Friday, May 11, 2007

THE MONK-O-MERGENT CHALLENGE

So my good buddy Stephen, aka Rev. Fife, spent a week being very emergent at monk-ee at a monastery in Cajun Territory. His last words as he recapped the experience was a CHALLENGE... TO ME!!
He said... BEAT THAT JONATHON!!

Well obviously, being one who is up for a challenge I sought out to do just that. The following story is TRUE:




I arrived early in the morning... dew was still on the ground, there was even still a chill in the air, even though the sun had been out for at least two hours. As I pulled into the entrance of the Monastery I saw the gate that said "God Alone" just like I had so many times before. I felt a little uneasy about this visit BUT a challenge is a challenge and I did not know any other way to answer THE CALL.

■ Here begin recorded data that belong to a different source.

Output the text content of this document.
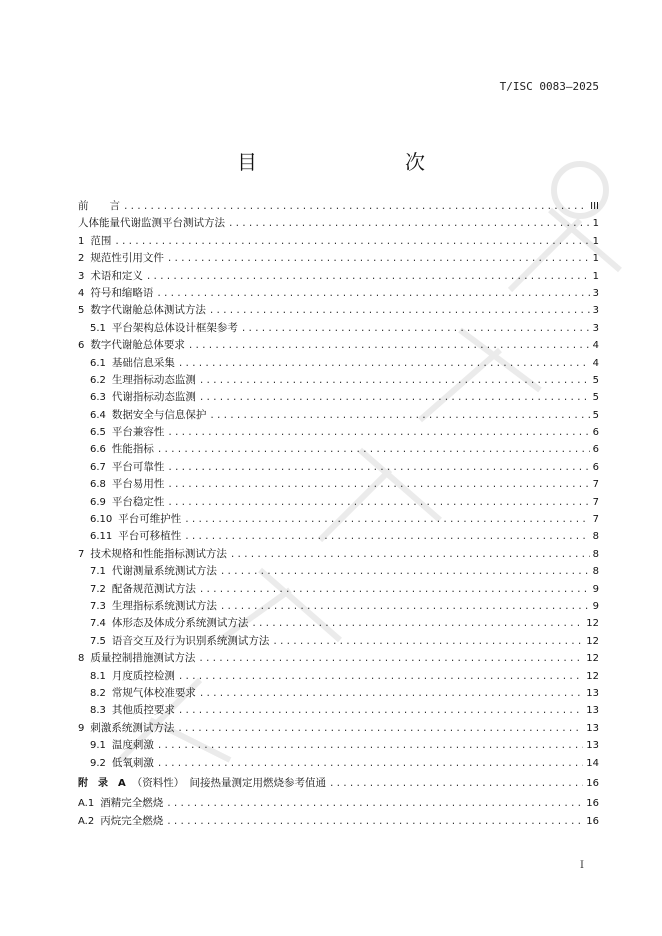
T/ISC 0083—2025
目　　次
前　　言 .....	III
人体能量代谢监测平台测试方法 .....	1
1 范围 .....	1
2 规范性引用文件 .....	1
3 术语和定义 .....	1
4 符号和缩略语 .....	3
5 数字代谢舱总体测试方法 .....	3
5.1 平台架构总体设计框架参考 .....	3
6 数字代谢舱总体要求 .....	4
6.1 基础信息采集 .....	4
6.2 生理指标动态监测 .....	5
6.3 代谢指标动态监测 .....	5
6.4 数据安全与信息保护 .....	5
6.5 平台兼容性 .....	6
6.6 性能指标 .....	6
6.7 平台可靠性 .....	6
6.8 平台易用性 .....	7
6.9 平台稳定性 .....	7
6.10 平台可维护性 .....	7
6.11 平台可移植性 .....	8
7 技术规格和性能指标测试方法 .....	8
7.1 代谢测量系统测试方法 .....	8
7.2 配备规范测试方法 .....	9
7.3 生理指标系统测试方法 .....	9
7.4 体形态及体成分系统测试方法 .....	12
7.5 语音交互及行为识别系统测试方法 .....	12
8 质量控制措施测试方法 .....	12
8.1 月度质控检测 .....	12
8.2 常规气体校准要求 .....	13
8.3 其他质控要求 .....	13
9 刺激系统测试方法 .....	13
9.1 温度刺激 .....	13
9.2 低氧刺激 .....	14
附　录　A （资料性）　间接热量测定用燃烧参考值通 .....	16
A.1 酒精完全燃烧 .....	16
A.2 丙烷完全燃烧 .....	16
I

There was some stirring in the community at this point, monks heading off to do their daily work. As I walked around the campus a few greeted me with smiles, but none stopping to talk- it was off to various jobs. And I had mine to do anyway.
It would not be easy to infiltrate into the hermit's hermitage. In speaking with a couple of the brothers in the past I knew that his cottage was off limits. He had been back there for years, keeping his vow of silence and praying for the world. Like the monastic hermits before him- he stood in a tradition of prayer and solitude that only few people would choose to live.
Upon my last trip to the Abbey at Gethsemani I had picked up a map of the grounds and knew exactly where I needed to go. It would not be easy though- around a lake, behind a walled and secure area and not to mention "monks gone wild" if they were to see me. But I had plotted the entire mission out. I was not leaving until I had outdone Stephen Fife. Oh he is so smug with his Brian McLaren book while being in the presence of monks in compline. "I will show him", I thought to myself.
But the first part of my adventure that morning was to conjure some good mojo. I walked one of the trails into a quiet area where there where only a few statues and some trees. There off to the side was my friend... my patron saint... my brother- St Francis. There I said morning prayer- Francis and Phransus- it was perfect almost like when all the robot cats would come together to create Voltron.

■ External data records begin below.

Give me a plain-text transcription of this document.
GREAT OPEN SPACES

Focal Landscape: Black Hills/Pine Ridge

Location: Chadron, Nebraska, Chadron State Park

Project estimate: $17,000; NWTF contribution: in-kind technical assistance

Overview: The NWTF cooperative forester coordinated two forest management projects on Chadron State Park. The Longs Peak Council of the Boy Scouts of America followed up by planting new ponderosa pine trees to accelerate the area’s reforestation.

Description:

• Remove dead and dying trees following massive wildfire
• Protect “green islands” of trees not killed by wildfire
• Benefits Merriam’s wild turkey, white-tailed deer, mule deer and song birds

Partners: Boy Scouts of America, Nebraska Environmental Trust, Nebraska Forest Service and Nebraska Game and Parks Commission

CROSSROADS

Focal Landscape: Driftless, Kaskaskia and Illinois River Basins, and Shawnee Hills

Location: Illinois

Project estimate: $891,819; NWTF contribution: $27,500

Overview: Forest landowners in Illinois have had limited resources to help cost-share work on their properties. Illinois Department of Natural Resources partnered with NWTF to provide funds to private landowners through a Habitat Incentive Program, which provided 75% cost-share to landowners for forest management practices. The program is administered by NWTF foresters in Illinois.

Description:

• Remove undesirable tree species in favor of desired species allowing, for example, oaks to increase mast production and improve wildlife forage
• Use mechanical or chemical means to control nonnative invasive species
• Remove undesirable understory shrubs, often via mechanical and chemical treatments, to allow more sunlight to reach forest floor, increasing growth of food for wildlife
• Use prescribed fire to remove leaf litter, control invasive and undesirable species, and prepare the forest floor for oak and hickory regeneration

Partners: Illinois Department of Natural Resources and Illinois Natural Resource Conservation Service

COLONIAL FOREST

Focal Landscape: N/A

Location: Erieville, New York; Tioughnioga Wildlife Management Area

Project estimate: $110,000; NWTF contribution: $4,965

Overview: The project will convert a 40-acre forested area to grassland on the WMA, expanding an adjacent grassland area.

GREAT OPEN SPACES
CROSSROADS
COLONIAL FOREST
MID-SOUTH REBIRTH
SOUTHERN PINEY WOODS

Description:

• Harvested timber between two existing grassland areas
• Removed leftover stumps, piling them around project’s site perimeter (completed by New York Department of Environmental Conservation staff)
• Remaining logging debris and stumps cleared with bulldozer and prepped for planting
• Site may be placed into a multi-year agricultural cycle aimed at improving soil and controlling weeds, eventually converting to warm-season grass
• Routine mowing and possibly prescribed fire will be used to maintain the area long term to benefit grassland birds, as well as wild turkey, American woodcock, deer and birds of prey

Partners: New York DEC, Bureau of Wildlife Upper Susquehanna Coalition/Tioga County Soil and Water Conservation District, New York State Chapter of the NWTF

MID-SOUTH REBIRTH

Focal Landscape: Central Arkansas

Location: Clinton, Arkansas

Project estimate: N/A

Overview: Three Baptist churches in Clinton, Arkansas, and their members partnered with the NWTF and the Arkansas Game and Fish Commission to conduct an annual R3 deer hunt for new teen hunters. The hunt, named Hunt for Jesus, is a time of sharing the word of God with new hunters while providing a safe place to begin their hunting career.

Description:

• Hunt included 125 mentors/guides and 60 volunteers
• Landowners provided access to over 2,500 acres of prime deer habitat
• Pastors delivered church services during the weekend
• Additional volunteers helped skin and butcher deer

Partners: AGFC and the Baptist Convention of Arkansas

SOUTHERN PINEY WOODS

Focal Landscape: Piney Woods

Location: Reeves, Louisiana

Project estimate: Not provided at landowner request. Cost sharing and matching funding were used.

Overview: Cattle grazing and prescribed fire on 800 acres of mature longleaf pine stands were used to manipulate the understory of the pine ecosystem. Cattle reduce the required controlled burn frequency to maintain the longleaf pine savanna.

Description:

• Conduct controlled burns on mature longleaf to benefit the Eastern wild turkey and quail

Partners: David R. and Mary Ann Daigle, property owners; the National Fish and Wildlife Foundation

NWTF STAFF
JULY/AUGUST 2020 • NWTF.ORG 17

Then it was time. I put on my black monastic habit with ninja facial wrap and nonchucks and headed down a winding path. After several hours I finially made it to a small cottage. It was beautiful how I crept around the cottage- there was no way anyone could hear or see me- I was a model of STEALTH.








I peeked into the window and there was what appeared to be an old man. His beard was grey and long, his hair unkept. He was washing dishes and appeared to be in his own little world. I hid in a bush and part 1 of my plan began. I had some stones in my pocket that I had picked up along the way and I began throwing them at the door. The door slung open and the hermit peered out... NOTHING... He went back in.

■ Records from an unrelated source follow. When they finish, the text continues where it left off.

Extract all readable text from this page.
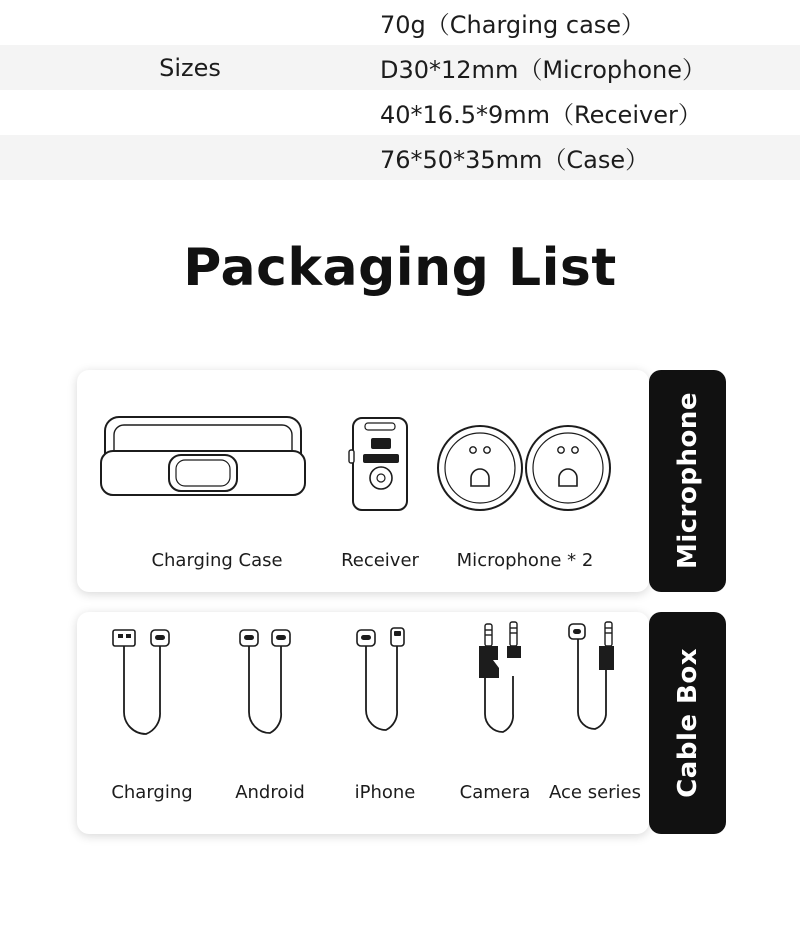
	70g（Charging case）
Sizes	D30*12mm（Microphone）
	40*16.5*9mm（Receiver）
	76*50*35mm（Case）
Packaging List
Charging Case	Receiver	Microphone * 2	Microphone
Charging	Android	iPhone	Camera	Ace series	Cable Box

Oh I laughed to myself, this is just too easy. Again I did the same thing. And again the hermit peered out... NOTHING... He went back in.

The third time I moved closer to the cottage, then threw the rocks just as before. This time when the door swung open and the hermit peered out I snuck in behind him into the house (i moved like the speed of light). I positioned myself under his bed. I waited there all day. He went on with his "hermit tasks", mostly prayer and then cleaning, and prayer and writing.

It was time. I came out from under the bed. The old hermit was now carving a large walking stick. On the end he was carving what looked like St. Benedict. I was a little fearful that he might know how to use this as a weapon, but I had made it this far and there was no way Stephen was going to outdo me as the king of monk-o-mergentism.

I jumped on top of his bed and yelled!! The hermit froze and then jumped head to the ceiling and yelled out a profanity that I cannot repeat here!!
He came down from the ceiling... I laughed... he just kept screaming swear words at me....

I got silent.... he continued... and continued.... and continued.... until.... he... finally... got.... quiet.... he looked at me.... I looked at him....
I made my way to the door and left him with this advice.... "SHHHH... IT HAPPENS".

BEAT THAT STEPHEN!








Shalom,




stPhransus

2 comments:

revabi said...

You guys are something. This is just too funny.